Mais recente é o avanço do processo de autodeposição, denominada tecnologia Aquence, caracterizada pela deposição química de uma camada anticorrosiva em substratos ferrosos. Segundo as informações de Machado, a autodeposição possui características capazes de revestir componentes que os sistemas convencionais não permitem, desta forma, sendo indicada para diversos segmentos, como autopeças, produtos da linha branca, equipamentos de construção e máquinas agrícolas. O processo, continua Machado, apresenta vantagens, técnicas e ambientais, como a eliminação da conversão de camada, é uma tecnologia base d’água, exige menor investimento em equipamentos e apresenta redução de espaço físico ocupado. Também apresenta baixa demanda de energia, pois não há necessidade de recurso elétrico para promover o revestimento, há menor consumo de água, menor geração de efluentes e redução de custo com limpeza de gancheiras.

Outra empresa alemã, a Surtec, desenvolveu, com base na nanotecnologia, uma linha de produtos alternativa ao processo de fosfatização em pré-tratamento de metais. Como informa a gerente de produtos Patricia Preikschat, o processo, denominado ZetaCoat, já é fabricado no Brasil e se baseia em cromo trivalente, sendo aplicado por imersão ou por aspersão em aço, alumínio e zinco para uso em chapas para diversos segmentos industriais, mas não para a indústria automobilística. O principal mercado, por enquanto, são os fabricantes da linha branca.

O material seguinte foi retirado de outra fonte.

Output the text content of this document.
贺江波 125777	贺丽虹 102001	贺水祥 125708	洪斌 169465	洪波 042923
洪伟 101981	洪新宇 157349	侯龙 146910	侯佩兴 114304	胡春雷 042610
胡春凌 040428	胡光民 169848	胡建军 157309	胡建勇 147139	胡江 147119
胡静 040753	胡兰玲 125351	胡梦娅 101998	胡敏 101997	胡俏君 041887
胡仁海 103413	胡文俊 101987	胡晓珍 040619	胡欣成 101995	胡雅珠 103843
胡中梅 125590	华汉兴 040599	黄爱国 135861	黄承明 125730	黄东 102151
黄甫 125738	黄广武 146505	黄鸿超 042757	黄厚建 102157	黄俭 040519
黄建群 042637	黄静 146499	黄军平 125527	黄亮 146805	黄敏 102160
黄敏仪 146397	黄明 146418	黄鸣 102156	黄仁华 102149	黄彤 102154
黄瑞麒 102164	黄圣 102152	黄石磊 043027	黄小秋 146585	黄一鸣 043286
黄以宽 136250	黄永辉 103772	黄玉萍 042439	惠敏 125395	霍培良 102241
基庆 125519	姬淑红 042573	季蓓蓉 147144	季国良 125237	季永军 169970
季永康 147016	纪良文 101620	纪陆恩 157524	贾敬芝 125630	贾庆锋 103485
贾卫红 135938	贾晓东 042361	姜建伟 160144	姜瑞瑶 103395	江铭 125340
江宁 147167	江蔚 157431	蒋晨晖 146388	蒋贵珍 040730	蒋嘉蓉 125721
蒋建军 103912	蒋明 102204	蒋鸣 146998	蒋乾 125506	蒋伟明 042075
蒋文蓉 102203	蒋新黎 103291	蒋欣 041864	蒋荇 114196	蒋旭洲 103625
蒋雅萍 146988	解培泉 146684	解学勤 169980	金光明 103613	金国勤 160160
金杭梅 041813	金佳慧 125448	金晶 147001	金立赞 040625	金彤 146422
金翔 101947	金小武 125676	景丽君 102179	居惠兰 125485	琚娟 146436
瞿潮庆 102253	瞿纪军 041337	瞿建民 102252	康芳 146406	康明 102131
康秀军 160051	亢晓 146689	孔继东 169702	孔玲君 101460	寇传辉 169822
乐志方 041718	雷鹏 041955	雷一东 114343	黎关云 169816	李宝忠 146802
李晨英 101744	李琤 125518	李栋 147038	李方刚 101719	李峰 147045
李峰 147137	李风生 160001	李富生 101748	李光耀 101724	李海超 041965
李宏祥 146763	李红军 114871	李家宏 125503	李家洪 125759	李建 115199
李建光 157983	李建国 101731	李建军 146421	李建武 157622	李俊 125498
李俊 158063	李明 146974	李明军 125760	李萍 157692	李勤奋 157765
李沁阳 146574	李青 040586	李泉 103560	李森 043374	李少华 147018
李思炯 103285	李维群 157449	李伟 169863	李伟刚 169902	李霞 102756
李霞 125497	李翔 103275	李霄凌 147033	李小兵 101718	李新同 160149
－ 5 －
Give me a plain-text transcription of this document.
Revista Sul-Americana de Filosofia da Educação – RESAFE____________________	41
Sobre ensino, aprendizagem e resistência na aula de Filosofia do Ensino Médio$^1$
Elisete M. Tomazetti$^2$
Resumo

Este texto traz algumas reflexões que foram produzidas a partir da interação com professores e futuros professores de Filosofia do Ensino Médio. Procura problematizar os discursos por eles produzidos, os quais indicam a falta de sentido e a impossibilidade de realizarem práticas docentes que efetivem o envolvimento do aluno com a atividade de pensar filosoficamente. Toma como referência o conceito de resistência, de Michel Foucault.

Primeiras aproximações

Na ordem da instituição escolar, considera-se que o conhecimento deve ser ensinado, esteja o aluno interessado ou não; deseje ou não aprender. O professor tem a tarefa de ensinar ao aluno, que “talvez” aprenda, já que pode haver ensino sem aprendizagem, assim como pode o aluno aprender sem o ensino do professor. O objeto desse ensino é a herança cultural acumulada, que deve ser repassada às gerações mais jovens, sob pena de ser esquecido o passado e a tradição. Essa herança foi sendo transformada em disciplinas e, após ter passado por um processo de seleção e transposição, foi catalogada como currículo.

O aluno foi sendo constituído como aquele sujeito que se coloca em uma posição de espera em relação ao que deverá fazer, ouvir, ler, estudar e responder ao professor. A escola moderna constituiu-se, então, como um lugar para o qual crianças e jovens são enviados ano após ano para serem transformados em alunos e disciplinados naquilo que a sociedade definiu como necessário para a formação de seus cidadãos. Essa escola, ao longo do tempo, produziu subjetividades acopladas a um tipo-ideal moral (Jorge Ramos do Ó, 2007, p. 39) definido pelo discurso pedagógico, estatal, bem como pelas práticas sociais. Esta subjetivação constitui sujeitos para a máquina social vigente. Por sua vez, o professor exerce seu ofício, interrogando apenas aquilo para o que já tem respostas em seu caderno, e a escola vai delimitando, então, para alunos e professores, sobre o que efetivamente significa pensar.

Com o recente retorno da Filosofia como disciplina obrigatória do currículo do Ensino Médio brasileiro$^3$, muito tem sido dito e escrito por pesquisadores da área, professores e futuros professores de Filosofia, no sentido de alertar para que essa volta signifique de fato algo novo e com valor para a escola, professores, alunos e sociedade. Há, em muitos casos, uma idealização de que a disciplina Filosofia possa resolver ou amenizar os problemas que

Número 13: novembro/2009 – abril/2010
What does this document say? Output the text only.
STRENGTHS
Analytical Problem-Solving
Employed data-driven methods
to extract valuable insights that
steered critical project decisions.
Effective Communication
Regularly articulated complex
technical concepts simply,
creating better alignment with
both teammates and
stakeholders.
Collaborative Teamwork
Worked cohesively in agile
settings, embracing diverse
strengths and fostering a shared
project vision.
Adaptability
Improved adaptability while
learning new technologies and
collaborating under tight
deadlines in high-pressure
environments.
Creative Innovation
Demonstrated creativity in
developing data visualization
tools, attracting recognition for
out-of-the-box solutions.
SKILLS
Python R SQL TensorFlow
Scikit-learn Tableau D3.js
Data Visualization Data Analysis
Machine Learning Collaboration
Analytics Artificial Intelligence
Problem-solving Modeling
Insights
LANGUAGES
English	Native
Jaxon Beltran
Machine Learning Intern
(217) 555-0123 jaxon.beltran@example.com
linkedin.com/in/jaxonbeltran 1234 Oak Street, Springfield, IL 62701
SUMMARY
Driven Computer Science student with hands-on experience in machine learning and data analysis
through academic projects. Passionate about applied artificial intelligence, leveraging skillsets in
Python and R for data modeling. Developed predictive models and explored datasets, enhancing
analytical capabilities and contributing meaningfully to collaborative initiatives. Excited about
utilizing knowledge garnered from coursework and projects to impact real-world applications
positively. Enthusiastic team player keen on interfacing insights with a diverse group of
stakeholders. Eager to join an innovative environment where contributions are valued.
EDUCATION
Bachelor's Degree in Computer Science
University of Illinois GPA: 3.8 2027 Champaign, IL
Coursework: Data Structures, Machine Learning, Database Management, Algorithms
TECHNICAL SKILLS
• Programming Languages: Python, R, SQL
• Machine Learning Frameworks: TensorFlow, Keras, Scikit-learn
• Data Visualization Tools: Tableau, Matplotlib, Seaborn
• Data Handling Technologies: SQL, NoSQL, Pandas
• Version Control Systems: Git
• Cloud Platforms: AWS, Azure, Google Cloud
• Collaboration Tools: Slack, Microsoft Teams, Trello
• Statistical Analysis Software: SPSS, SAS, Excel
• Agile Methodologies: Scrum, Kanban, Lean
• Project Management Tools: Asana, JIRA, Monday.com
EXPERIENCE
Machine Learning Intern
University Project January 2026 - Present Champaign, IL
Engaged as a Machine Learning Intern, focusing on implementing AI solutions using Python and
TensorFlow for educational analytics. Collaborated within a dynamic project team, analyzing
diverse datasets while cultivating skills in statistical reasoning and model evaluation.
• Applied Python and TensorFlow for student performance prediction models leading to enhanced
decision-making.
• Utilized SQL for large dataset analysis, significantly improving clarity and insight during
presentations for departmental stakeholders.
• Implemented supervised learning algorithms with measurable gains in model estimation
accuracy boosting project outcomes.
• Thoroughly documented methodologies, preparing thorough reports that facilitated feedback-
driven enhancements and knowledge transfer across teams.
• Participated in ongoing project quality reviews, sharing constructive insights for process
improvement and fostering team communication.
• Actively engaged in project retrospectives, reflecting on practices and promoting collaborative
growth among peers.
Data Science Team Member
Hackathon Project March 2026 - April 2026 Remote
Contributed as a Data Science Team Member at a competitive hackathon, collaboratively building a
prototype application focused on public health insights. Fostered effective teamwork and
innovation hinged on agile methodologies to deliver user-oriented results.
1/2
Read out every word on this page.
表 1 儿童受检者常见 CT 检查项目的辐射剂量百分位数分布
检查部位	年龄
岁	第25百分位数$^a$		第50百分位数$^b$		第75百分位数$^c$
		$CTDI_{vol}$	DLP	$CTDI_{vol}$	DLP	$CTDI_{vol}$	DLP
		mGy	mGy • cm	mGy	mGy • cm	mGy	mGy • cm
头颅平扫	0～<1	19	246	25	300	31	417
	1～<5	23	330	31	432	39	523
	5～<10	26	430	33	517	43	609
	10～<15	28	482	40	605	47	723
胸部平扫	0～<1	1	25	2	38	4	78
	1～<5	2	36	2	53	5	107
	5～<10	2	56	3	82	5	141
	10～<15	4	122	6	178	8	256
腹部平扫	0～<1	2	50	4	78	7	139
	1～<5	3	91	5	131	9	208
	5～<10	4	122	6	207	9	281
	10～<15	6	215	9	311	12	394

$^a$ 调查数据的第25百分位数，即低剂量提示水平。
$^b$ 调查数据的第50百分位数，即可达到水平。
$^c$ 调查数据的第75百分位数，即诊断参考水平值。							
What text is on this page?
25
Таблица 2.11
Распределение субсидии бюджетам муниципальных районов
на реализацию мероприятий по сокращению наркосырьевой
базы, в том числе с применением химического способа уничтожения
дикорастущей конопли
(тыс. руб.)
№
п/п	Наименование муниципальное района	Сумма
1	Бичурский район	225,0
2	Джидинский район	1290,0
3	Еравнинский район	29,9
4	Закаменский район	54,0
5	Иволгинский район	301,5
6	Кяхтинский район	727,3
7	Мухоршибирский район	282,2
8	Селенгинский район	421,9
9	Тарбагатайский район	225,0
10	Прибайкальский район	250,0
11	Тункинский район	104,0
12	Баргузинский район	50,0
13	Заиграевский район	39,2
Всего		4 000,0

A exemplo dos concorrentes, o processo da Surtec é aplicado sob baixa temperatura e gera menos borra que o sistema tradicional.

A paulista de Indaiatuba Hi-Tec e a gaúcha Klintex, de Cachoeirinha, realizaram desenvolvimentos em nanotecnologia e chegaram a soluções que utilizam compostos químicos semelhantes, que unem zircônio e titânio. De acordo com Renato Vicente Canova, vendedor técnico da Hi-Tec, o titânio tem a capacidade de prolongar a proteção anticorrosiva em 20% em relação aos processos puramente zircônicos. Igualmente aos demais produtos nanotecnológicos, o Nanocoat ZT, da Hi-Tec, assim como o Nanotex, da Klintex, reduzem a quantidade de borra gerada, reduzindo as despesas com o tratamento de efluentes, e reduzem gastos com energia. “É possível reduzir o custo do processo produtivo em 20%”, diz Canova. Jorge Chini, diretor da Klintex, avalia a redução de custo em 10% em relação aos tratamentos com fosfato de zinco, mas com uma qualidade final superior. Canova e Chini acreditam que os processos à base de nanotecnologia no médio prazo, algo como uns cinco anos, já prevalecerão no mercado. A fosfatização estaria condenada à obsolescência.